UN officials said the world body is checking whether the allegations reported in the Daily Telegraph are new or already under investigation.
The daily reported on Wednesday that UN staff and peacekeepers in southern Sudan have been accused of sexually abusing children as young as 12.
"We are deeply concerned by press reports of allegations of sexual exploitation and abuse by UN personnel in Juba (in southern Sudan)," said Michele Montas, the spokesperson of new UN chief Ban Ki-moon.
"The UN standard on this issue is clear - zero tolerance, meaning zero complacency and zero impunity," she said.

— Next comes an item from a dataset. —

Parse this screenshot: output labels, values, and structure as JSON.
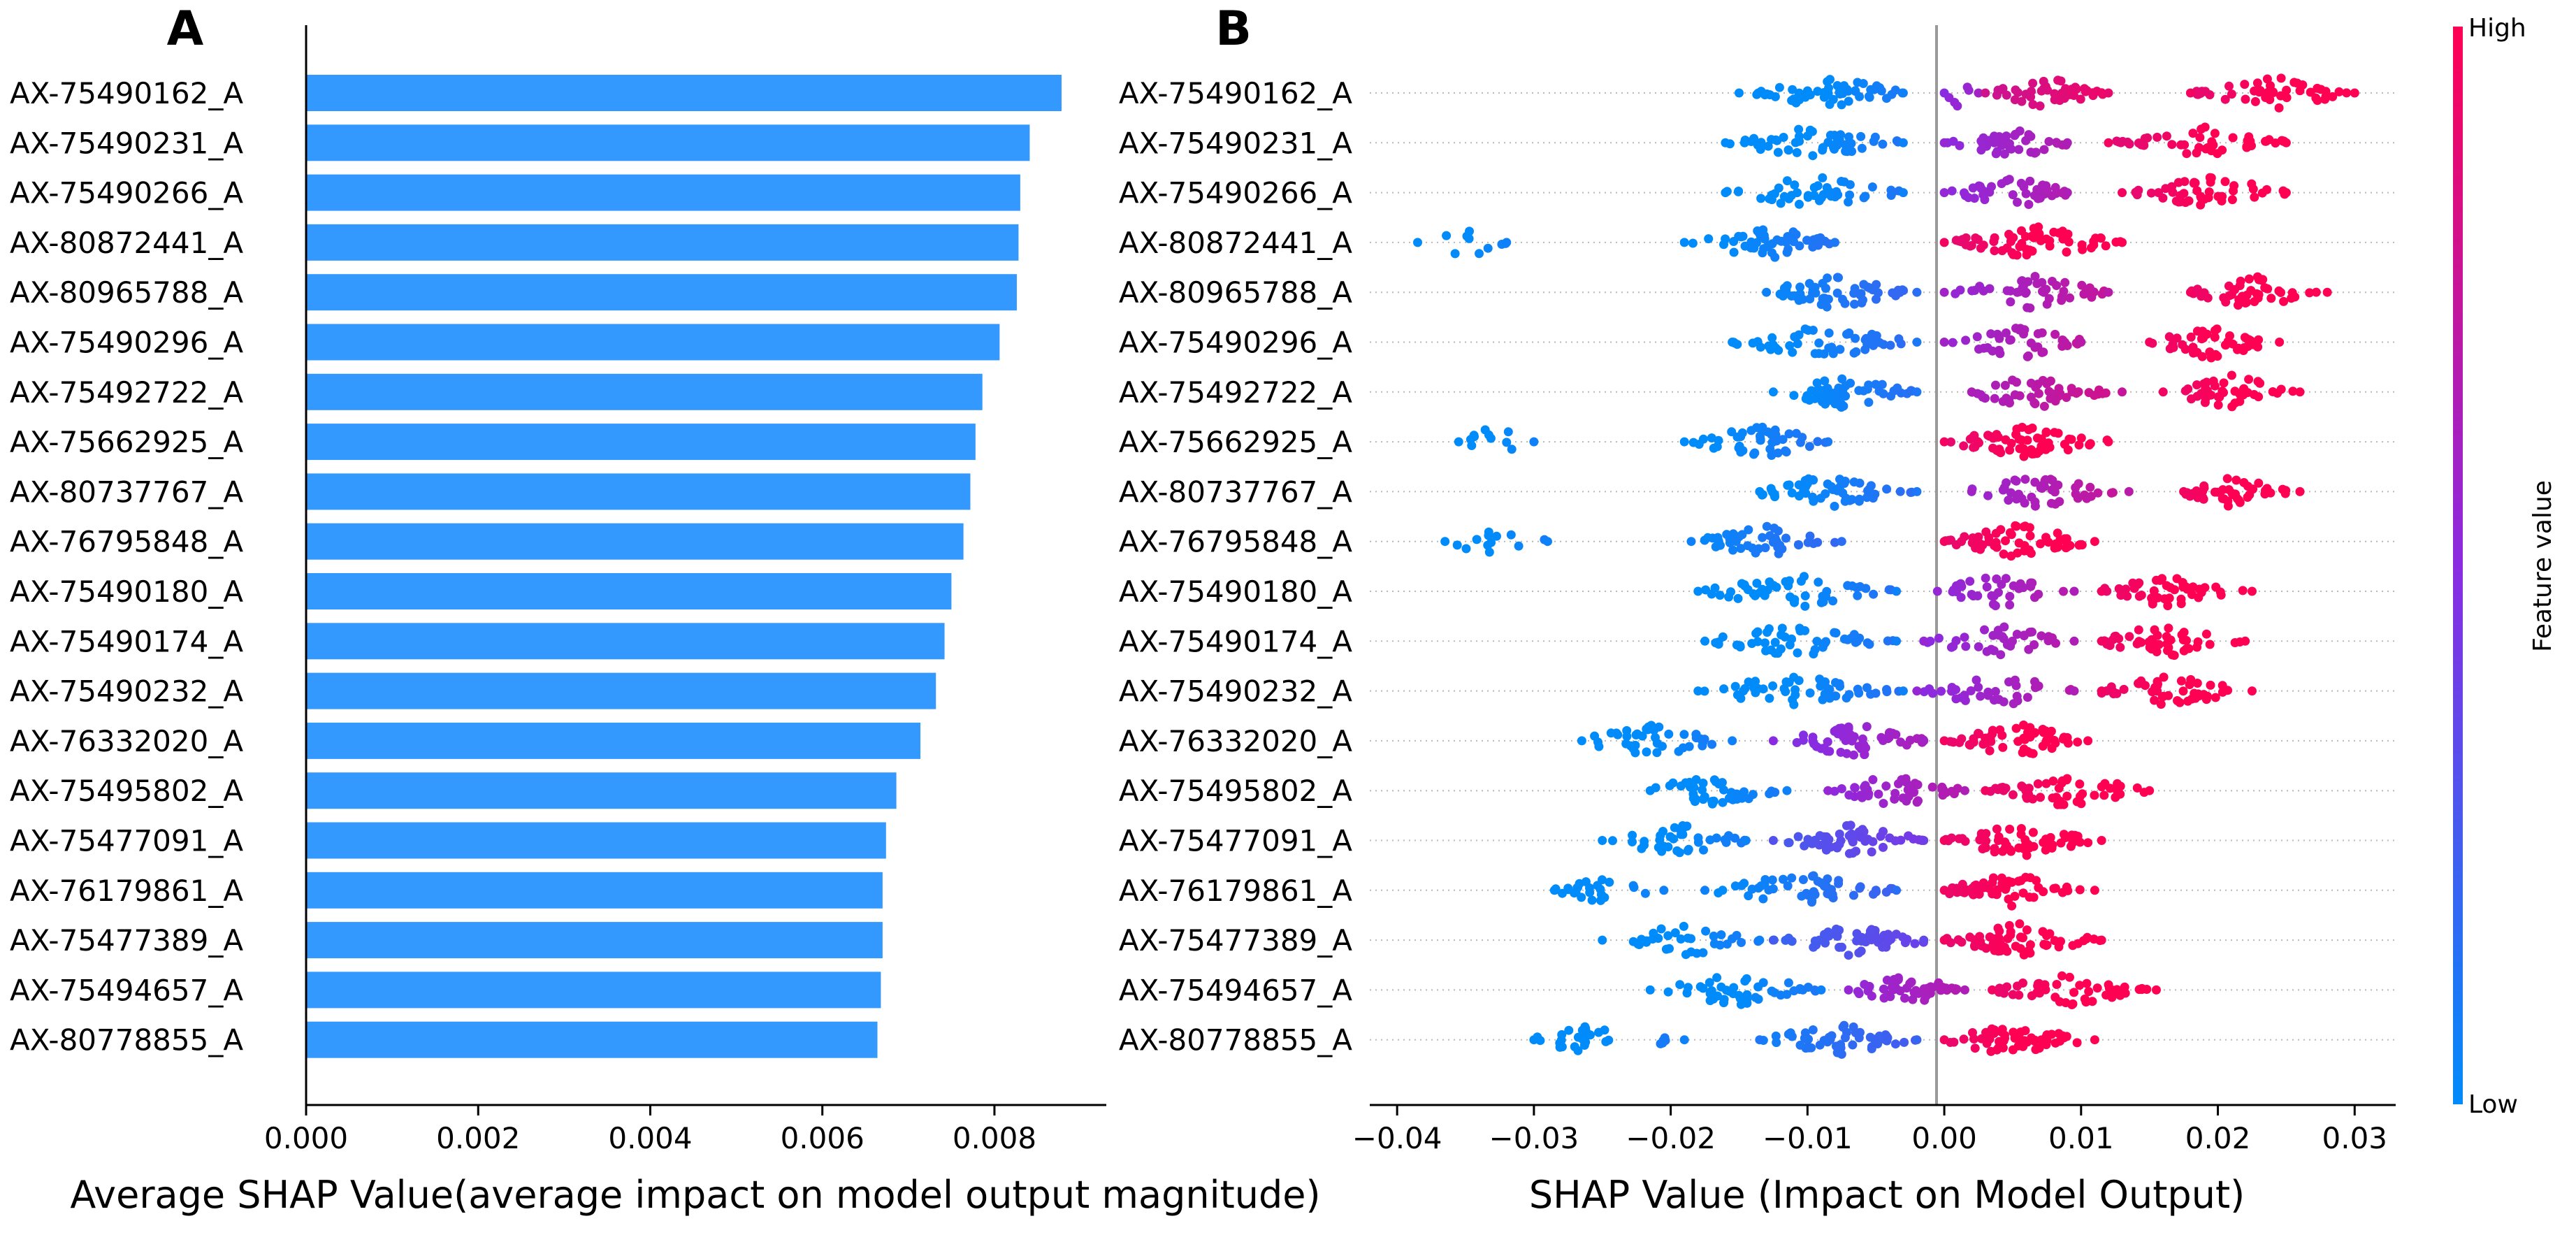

"In cooperation with the UN Mission in the Sudan (UNMIS), we are looking into the substance of the press reports to determine if the allegations are new or are existing cases already under investigation."
The abuse allegedly started when the UN, which has around 10 000 personnel in the area, moved in two years ago to help reconstruction after the end of a 23-year civil war, the Daily Telegraph reported.
Initial claims of abuse emerged within months of the UN's arrival and an internal report was reportedly compiled on the issue in 2005.
Timing considered 'odd'
Jane Holl Lute, the UN assistant secretary general for peacekeeping operations, said it was "not at all clear" if the allegations in the Daily Telegraph are new.
Several UN diplomats and officials found the timing of the allegations "odd," she told AFP.
"But we want to get to the bottom of it," Lute said. "We want to find out if these are new allegations or if this is a restatement of cases that are already under investigation."
The United Nations has urged the Sudanese government for several months to allow the deployment of a UN force in its strife-torn western region of Darfur.
Sudan, which has opposed the UN troop deployment, called the allegations "very disturbing."
The report had a "negative effect on the Sudanese who had the idea that the United Nations is present in their country to help bring peace here," Sudanese foreign ministry spokesman Ali Sadek said in Khartoum.
"We reject such behaviour, which seems to accompany UN forces on some of their missions," he added, an apparent reference to similar accusations against peacekeepers in the Democratic Republic of Congo.